El problema es que suelo ser brutal. De las cosas que me quedan de haber sido católico, una de ellas es la enseñanza de Jesús en el Evangelio de Mateo, Capítulo 18, versículos 8 y 9: «Si tu mano o tu pie son para ti ocasión de pecado, córtalos y arrójalos lejos de ti, porque más te vale entrar en la Vida manco o lisiado, que ser arrojado con tus dos manos o tus pies en el fuego eterno. Y si tu ojo es para ti ocasión de pecado, arráncalo y tíralo lejos, porque más te vale entrar con un solo ojo en la Vida, que ser arrojado con tus dos ojos en la Gehena del fuego». Yo lo interpreto como que no hay que dar vueltas, y si algo te hace mal, lo tenés que cortar y listo. Esa estrategia, a largo plazo, no es muy compatible con tener viejas amistades que uno pueda recuperar.

Estaba ante un verdadero dilema, lo cual me complacía, porque mientras pensaba en cómo resucitar a una vieja amistad, no pensaba en ella ni en las miserias que me atenazaban el corazón cotidianamente. Al final, tuve una revelación.

Me levanté una mañana temprano, a pesar de que no había pegado un ojo en toda la noche —llorar hasta deshacerse es un trabajo que toma horas—, y me subí al auto. Manejé casi sin pensar, haciendo un recorrido que hacía a diario. Llegué a la casa de mi madre, en la que viví la mayor parte de los años de mi vida.

En aquel tiempo la casa estaba siendo refaccionada, pero como era fin de semana, los albañiles no estaban. El interior, revuelto por las obras, olía a mezcla fresca y a polvo de ladrillo. Subí la intrincada escalera que llevaba hasta el altillo, y, armado con una linterna, busqué mi camino por un centenar de cajas amontonadas.

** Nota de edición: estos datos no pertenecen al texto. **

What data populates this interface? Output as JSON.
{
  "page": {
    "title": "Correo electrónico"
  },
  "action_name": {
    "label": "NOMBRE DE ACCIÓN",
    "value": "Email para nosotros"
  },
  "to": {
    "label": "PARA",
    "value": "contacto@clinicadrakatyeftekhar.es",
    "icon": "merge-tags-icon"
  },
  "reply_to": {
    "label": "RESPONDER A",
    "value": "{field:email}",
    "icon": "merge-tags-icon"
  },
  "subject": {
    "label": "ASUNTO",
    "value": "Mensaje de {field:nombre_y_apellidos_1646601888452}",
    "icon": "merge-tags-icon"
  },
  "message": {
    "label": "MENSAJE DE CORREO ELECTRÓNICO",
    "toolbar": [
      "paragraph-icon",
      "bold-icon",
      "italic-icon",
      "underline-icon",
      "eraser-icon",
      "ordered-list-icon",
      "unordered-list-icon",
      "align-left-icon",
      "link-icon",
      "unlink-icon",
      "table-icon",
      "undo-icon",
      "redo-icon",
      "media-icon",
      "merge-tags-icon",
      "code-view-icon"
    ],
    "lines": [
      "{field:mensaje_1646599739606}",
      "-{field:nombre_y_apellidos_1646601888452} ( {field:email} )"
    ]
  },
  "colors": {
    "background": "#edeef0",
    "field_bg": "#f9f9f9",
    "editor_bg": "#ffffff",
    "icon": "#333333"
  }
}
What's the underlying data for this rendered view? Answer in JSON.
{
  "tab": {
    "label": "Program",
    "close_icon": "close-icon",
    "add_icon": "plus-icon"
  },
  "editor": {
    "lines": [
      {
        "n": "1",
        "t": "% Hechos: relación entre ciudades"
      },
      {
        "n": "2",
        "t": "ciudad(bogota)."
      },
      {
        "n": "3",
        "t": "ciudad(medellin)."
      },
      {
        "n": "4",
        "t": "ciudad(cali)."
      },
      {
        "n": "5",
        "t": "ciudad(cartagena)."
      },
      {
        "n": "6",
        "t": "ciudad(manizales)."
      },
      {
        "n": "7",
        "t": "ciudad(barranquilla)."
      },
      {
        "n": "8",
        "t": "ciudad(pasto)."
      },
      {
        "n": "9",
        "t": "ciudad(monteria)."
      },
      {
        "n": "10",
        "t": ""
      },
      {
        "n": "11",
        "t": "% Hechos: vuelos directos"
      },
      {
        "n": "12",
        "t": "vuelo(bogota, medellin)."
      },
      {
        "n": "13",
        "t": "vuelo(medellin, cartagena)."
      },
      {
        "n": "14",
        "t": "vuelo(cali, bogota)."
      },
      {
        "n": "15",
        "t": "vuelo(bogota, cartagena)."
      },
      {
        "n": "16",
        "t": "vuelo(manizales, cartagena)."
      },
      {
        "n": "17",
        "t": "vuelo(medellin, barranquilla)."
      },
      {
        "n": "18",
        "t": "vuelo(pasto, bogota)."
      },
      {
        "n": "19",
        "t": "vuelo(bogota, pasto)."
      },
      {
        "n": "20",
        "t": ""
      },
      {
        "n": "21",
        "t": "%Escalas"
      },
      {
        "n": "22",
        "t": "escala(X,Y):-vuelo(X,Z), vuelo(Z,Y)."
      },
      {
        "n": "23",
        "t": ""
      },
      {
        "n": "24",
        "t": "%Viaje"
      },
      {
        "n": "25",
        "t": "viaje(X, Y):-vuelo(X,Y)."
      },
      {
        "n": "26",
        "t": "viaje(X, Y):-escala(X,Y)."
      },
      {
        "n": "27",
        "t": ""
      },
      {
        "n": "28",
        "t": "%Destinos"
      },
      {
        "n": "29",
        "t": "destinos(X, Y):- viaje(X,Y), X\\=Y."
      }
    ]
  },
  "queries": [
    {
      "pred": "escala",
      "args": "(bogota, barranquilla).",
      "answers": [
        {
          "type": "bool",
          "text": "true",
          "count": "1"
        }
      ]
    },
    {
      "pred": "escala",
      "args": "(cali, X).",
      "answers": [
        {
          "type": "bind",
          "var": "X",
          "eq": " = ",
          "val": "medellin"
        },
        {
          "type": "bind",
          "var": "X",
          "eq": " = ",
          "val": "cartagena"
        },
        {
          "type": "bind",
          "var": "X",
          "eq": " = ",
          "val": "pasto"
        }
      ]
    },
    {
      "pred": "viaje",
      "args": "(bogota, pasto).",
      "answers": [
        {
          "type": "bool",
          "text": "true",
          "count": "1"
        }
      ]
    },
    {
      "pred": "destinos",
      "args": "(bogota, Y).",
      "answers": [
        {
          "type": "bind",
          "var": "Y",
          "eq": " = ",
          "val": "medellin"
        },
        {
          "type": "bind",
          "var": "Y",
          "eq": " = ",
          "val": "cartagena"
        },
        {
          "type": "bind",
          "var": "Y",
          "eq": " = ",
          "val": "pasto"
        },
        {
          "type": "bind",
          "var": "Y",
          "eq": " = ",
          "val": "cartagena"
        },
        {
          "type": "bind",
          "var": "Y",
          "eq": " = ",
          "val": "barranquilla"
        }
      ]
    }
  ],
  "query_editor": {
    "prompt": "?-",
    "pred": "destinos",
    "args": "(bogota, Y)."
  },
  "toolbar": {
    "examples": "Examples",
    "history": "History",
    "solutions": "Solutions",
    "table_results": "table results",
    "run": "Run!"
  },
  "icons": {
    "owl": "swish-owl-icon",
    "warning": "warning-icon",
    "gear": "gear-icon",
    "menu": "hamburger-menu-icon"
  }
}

Tardé mucho. Sabía lo que quería, pero estaba por partes, diseminado en cajas cuya ubicación y orden obedecían a la cronología en que había sido rellenadas y archivadas. Buscaba nueve objetos distintos, similares entre sí pero que variaban en forma, tamaño y edad. Algunos eran realmente antiguos, y otros inmaculadamente recientes.

Finalmente hallé los nueve. Los puse en dos bolsas y me sorprendí al notar lo mucho que pesaban.

Manejé hasta mi casa contento de haberlos encontrado.

Subí otra escalera, menos intrincada y más espaciosa, y llegué a mi habitación. Allí, contemplé los objetos que había recuperado: “El Pistolero”, “La Invocación de los tres”, “Las Tierras Baldías”, “Mago y Cristal”, “El viento a través de la cerradura”, “Los Lobos del Calla”, “La Canción de Susana”, “La Torre Oscura 1”, y “La Torre Oscura 2”.

Había llegado el tiempo de recuperar una vieja amistad: La de Roland Deschain, y su Ka-Tet.

“El hombre de negro huía a través del desierto, y el pistolero iba en pos de él”.